We can no more find a method for knowing God than for making God, because the knowledge of God is God Himself dwelling in the soul. The most we can do is to prepare for His entry, to get out of His way, to remove the barriers, for until God acts in us there is nothing positive that we can do in this direction.
Alan W. Watts
If I am concerned that my flock be men and women of prayer, then, as their pastor, I must lead the way; apathy in me will produce apathy in them. The church prayer meeting ought to be the best attended in the week, and if it is, success will follow the ministry of the Word at the weekends. I would rather a thousand times set men and women to pray than teach them to preach.
J. D. Drysdale
A marble cutter, with chisel and hammer, was changing a stone into a statue. A preacher looking on said: 'I wish I could deal such changing blows on stony hearts. ' The workman answered: 'Maybe you could, if you worked like me, upon your knees.'
A. T. Pierson
You must pray with all your might. That does not mean saying your prayers, or sitting gazing about in church or chapel with eyes wide open while someone else says them for you.
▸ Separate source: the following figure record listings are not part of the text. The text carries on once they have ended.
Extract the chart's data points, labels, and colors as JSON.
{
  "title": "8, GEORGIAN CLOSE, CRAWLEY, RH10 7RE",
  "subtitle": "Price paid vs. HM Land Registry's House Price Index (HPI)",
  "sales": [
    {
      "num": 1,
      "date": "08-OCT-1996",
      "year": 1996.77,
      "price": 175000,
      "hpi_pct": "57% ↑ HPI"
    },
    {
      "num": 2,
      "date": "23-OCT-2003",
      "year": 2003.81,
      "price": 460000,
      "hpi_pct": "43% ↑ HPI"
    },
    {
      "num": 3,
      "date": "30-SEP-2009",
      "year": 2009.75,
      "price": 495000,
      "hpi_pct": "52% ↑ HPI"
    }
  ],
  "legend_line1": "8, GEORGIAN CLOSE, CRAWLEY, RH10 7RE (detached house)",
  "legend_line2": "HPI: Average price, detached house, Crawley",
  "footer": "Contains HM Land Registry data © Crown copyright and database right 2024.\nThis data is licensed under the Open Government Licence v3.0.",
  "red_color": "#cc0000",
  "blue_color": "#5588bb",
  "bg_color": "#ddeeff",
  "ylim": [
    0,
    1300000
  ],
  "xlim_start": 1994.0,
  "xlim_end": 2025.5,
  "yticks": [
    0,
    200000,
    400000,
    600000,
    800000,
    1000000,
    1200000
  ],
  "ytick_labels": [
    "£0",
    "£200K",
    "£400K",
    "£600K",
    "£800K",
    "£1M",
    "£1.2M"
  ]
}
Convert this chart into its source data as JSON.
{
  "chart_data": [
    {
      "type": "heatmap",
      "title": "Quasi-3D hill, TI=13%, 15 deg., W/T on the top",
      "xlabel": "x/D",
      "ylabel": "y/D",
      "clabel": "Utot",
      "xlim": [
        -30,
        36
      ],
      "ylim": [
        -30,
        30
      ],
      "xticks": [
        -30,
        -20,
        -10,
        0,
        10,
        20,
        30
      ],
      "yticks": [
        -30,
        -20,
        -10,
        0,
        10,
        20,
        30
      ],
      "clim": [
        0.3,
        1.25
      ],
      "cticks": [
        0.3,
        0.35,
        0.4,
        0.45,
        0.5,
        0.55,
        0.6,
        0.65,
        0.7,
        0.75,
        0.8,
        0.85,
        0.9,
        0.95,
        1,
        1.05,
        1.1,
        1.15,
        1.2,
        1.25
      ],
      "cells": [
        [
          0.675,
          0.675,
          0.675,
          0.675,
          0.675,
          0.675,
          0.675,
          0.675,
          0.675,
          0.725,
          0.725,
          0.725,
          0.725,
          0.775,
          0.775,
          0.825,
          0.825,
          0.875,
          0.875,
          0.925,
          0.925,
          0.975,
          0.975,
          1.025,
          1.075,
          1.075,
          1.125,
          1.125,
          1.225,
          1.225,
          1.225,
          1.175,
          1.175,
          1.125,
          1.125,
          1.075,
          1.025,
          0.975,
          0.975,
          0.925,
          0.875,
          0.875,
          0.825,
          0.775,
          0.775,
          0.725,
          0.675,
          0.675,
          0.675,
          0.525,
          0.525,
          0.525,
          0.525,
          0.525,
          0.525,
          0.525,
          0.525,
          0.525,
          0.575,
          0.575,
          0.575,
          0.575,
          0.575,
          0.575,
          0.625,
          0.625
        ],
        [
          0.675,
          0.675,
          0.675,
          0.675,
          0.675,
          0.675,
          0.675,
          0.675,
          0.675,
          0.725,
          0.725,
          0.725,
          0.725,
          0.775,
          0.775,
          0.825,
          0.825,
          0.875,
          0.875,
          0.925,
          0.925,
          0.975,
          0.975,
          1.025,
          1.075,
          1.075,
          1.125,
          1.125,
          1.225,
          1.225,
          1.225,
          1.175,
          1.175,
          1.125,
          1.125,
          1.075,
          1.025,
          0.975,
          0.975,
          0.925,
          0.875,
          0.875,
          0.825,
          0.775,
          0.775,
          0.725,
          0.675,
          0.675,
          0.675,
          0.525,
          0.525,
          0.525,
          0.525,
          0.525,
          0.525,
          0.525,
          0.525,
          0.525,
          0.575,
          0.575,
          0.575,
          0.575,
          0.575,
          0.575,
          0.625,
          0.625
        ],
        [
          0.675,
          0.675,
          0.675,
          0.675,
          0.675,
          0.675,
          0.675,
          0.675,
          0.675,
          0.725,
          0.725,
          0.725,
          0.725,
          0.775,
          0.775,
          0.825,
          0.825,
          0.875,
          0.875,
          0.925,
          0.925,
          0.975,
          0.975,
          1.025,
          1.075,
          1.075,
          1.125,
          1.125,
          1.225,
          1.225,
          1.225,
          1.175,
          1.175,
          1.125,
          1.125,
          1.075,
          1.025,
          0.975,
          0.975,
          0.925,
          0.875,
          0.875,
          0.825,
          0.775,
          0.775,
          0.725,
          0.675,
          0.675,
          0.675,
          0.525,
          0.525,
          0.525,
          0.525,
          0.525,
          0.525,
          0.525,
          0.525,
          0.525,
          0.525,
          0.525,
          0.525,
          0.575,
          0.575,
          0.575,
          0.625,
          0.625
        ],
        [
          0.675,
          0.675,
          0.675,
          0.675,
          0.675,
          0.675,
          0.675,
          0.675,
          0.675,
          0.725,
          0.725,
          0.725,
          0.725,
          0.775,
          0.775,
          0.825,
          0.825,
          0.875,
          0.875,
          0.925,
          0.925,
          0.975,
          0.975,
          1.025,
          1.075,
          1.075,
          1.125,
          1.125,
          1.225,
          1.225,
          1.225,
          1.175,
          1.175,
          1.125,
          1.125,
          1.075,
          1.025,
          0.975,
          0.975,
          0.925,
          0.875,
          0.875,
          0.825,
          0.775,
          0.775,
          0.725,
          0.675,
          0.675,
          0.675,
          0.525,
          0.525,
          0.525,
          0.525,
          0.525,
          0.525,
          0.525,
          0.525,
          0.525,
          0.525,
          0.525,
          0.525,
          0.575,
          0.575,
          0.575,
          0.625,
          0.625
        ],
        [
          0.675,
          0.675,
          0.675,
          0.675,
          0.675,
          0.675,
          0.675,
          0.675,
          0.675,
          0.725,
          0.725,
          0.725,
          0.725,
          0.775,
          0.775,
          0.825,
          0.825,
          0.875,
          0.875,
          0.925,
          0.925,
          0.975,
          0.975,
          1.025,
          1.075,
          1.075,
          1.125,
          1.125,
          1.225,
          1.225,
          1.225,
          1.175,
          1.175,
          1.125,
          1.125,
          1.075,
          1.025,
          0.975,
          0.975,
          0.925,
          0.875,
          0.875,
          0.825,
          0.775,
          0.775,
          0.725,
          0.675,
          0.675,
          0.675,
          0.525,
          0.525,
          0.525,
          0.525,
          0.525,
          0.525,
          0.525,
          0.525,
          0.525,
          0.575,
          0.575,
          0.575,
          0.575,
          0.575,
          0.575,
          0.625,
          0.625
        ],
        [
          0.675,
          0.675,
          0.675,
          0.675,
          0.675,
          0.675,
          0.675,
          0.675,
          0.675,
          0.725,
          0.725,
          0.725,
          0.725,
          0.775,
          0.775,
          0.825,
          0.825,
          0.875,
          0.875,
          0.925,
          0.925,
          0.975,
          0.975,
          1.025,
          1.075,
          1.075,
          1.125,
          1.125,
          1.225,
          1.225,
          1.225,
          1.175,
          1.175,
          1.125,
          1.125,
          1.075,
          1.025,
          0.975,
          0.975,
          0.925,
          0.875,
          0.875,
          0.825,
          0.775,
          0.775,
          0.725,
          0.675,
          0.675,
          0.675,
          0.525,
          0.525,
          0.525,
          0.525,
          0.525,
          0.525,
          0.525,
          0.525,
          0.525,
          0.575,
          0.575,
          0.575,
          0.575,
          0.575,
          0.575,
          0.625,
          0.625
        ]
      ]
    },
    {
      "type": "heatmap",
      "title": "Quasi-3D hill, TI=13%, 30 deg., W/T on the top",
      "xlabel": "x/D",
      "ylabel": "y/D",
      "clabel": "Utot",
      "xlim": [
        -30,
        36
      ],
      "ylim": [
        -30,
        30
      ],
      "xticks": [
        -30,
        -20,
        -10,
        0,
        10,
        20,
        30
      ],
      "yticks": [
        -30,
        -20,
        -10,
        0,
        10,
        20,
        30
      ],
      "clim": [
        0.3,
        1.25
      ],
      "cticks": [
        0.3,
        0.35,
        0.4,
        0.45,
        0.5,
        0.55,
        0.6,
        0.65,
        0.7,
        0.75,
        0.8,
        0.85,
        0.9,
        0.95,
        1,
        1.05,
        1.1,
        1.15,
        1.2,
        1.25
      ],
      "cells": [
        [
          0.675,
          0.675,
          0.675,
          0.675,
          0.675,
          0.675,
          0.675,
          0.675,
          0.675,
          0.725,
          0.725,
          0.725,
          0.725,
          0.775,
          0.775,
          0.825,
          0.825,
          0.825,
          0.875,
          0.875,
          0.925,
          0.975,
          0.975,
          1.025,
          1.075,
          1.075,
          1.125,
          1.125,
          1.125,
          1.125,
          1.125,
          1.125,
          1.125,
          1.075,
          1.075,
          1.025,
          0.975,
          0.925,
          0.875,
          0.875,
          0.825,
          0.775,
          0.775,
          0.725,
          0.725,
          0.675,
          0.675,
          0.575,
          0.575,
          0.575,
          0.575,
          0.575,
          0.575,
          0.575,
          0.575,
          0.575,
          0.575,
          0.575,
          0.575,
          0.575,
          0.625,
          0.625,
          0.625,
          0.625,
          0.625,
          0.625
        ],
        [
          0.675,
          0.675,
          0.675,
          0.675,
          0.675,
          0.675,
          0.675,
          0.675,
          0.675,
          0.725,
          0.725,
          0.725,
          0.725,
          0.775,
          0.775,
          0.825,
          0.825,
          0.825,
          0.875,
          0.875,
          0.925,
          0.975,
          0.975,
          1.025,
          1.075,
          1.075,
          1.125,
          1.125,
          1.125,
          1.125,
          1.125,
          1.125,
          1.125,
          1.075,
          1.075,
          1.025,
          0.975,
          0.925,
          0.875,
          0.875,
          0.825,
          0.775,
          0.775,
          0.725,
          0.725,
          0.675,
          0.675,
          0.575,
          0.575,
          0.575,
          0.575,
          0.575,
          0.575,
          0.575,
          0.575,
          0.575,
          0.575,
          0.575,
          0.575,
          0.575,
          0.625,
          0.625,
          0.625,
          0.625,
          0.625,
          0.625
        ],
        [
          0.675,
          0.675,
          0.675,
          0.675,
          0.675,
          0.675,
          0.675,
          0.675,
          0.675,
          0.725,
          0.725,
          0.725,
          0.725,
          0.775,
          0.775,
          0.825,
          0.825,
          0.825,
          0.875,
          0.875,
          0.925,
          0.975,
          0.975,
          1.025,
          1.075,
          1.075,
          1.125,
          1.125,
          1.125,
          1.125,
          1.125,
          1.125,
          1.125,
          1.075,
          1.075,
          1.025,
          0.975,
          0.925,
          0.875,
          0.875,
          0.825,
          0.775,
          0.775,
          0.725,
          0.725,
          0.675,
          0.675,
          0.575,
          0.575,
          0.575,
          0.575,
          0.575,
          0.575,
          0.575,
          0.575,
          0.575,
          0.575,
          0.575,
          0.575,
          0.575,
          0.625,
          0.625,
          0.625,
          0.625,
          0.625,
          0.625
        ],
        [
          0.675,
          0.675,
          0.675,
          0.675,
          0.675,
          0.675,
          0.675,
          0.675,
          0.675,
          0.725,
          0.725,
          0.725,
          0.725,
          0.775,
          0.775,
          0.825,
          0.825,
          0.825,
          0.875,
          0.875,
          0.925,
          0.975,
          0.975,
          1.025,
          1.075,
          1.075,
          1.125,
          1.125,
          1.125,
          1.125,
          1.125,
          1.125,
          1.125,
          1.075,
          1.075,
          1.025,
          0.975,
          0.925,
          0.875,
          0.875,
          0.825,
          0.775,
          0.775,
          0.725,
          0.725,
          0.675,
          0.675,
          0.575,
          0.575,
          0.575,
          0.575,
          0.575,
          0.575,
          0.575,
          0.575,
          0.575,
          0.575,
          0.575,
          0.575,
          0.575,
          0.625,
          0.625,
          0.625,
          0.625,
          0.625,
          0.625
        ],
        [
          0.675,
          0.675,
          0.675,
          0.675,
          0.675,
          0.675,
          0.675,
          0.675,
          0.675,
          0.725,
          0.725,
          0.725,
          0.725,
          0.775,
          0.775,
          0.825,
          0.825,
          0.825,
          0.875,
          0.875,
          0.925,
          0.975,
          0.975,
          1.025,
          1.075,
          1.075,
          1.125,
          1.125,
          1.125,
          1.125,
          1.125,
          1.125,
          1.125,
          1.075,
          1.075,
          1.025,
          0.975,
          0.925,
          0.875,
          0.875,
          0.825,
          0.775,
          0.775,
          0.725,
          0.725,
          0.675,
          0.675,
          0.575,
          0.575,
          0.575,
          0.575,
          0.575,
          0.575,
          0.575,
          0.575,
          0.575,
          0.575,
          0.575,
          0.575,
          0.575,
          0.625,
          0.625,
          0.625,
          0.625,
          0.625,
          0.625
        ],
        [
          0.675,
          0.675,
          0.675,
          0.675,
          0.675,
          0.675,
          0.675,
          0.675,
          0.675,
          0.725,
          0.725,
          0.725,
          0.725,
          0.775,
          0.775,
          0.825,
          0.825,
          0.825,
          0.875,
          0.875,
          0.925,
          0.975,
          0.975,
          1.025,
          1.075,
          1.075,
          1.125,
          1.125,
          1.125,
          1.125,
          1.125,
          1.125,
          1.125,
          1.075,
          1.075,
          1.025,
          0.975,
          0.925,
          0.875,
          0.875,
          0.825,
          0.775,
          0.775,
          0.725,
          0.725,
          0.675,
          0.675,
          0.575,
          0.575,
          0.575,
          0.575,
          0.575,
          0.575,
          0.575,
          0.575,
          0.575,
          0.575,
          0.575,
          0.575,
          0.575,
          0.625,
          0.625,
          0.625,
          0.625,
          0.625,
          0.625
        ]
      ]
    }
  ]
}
It means fervent, effectual, untiring wrestling with God...This kind of prayer be sure the devil and the world and your own indolent, unbelieving nature will oppose. They will pour water on this flame.
Great grief prays with great earnestness. Prayer is not a collection of balanced phrases; it is the pouring out of the soul. What is love if it be not fiery? What are prayers if the heart be not ablaze? They are the battles of the soul. In them men wrestle with principalities and powers ... The prayer that prevails is not the work of lips and fingertips. It is the cry of a broken heart and the travail of a stricken soul.
Do get on with your studies. Remember you are now forming the character of your future ministry, if God spare you. If you acquire slovenly or sleepy habits of study now, you will never get the better of it. Do everything in earnest. Above all, keep much in the presence of God. Never see the face of man till you have seen His face who is our life, our all.